Multi-Material Recognition
The AI successfully identifies objects made from metal, plastic, rubber, and composite materials - closing the critical detection gap that renders traditional metal detectors ineffective against modern threats.
Cross-Terrain Reliability
Consistent performance across sand, soil, vegetation, and gravel environments proves the system's readiness for diverse real-world deployment conditions.
Autonomous Operation
Drone-mounted detection eliminates the need for human operators in dangerous proximity to potential explosives, fundamentally improving safety during survey and clearance missions.
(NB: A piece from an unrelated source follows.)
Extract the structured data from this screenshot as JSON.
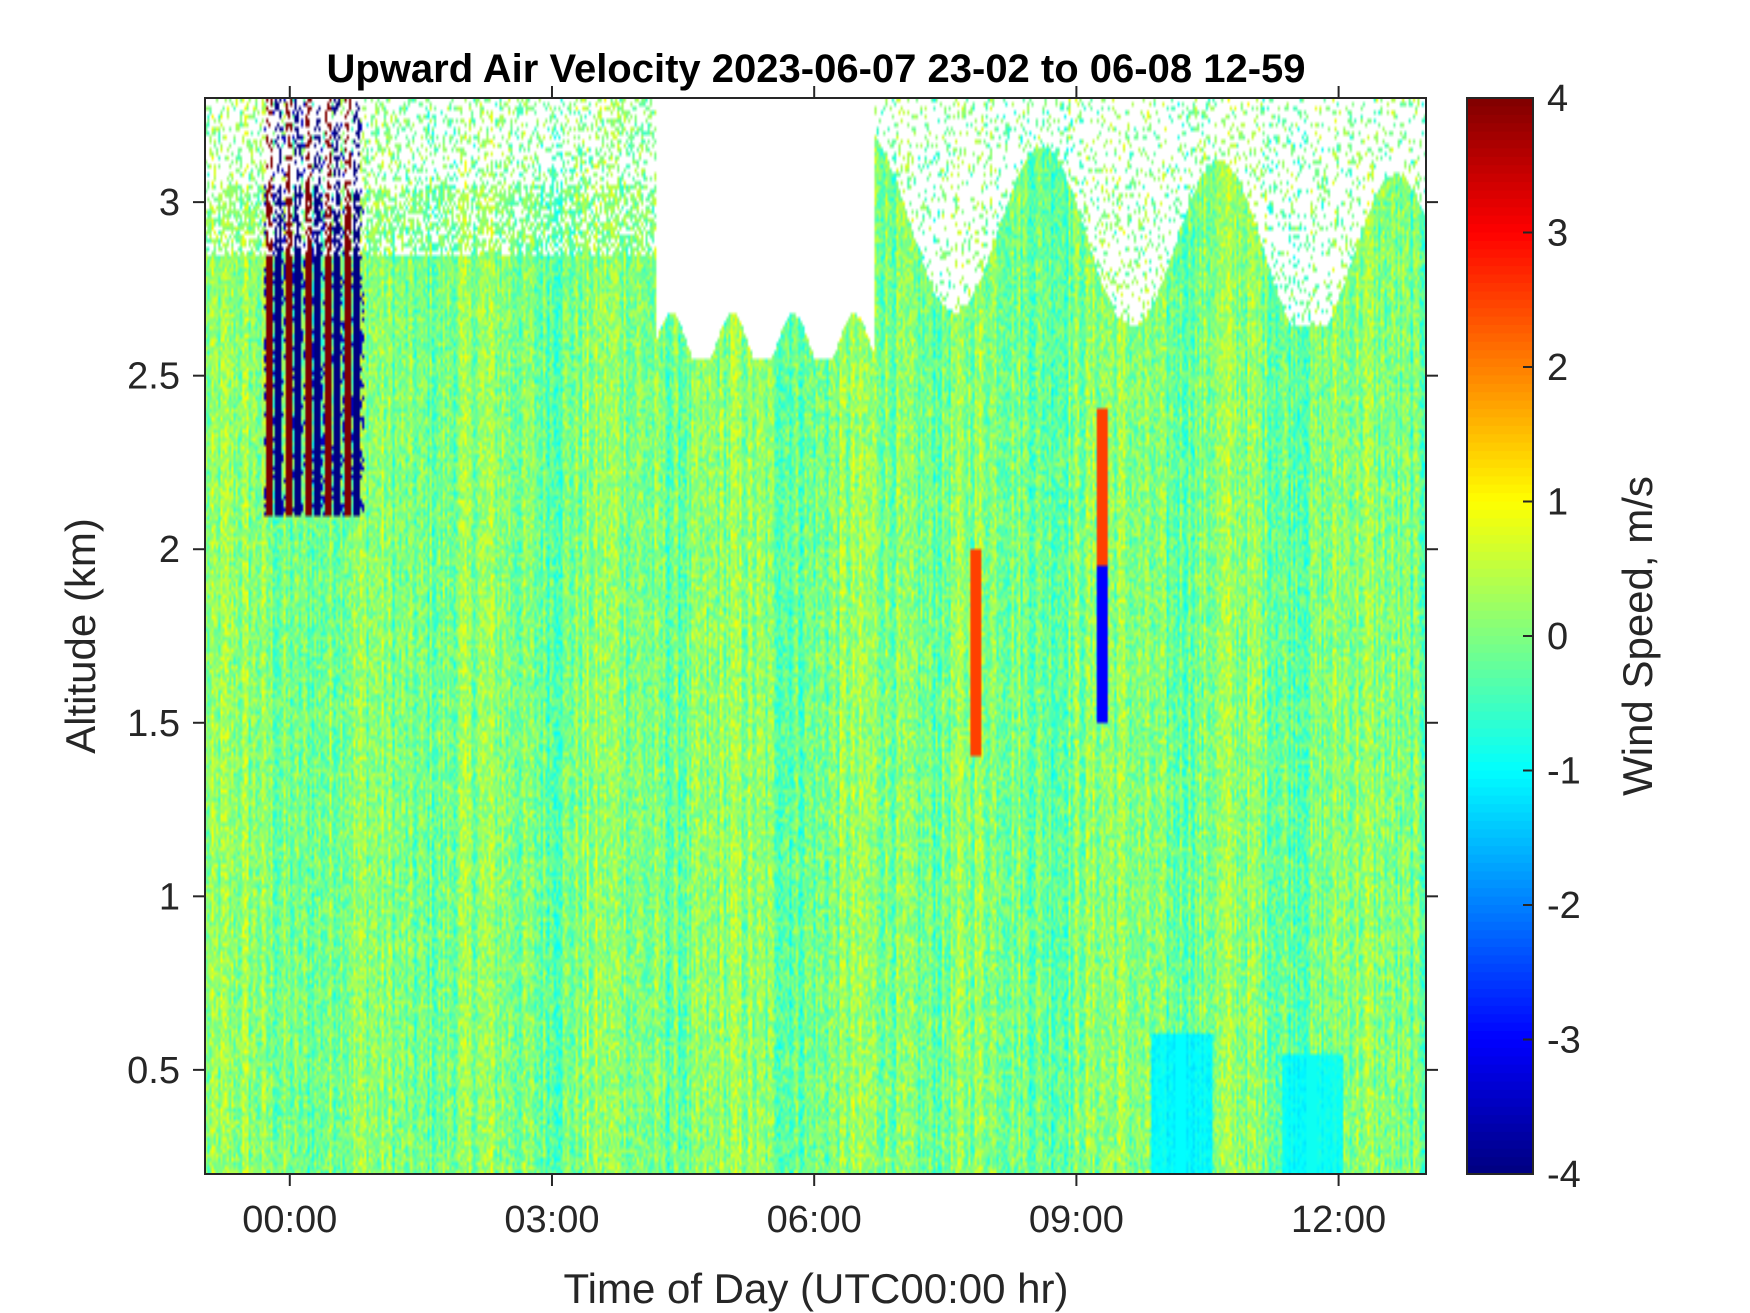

Environmental Adaptability
Optical detection successfully identifies threats across varied conditions including snow-covered terrain - extending operational capability to challenging environments.
Scalable Coverage
Aerial deployment enables rapid scanning of large contaminated areas that would require weeks or months using traditional handheld methods.
Technology in Service of Global Safety
Each year, landmines and unexploded ordnance claim thousands of lives and prevent communities from safely accessing their land. This AI object detection partnership delivers transformative value through:
Humanitarian Impact
Faster, safer detection accelerates land clearance - returning territory to communities, enabling agricultural use, and preventing civilian casualties in post-conflict regions.
Operator Safety
Autonomous drone-based detection removes humans from direct proximity to explosive threats, fundamentally changing the risk profile of demining operations.
Detection Capability Leap
AI object detection identifies threats that traditional methods miss - particularly plastic-cased devices invisible to metal detectors - closing dangerous gaps in current clearance technology.
Scalable Deployment
The combination of aerial platforms and intelligent detection enables coverage rates impossible with ground-based manual methods, addressing the scale of global landmine contamination.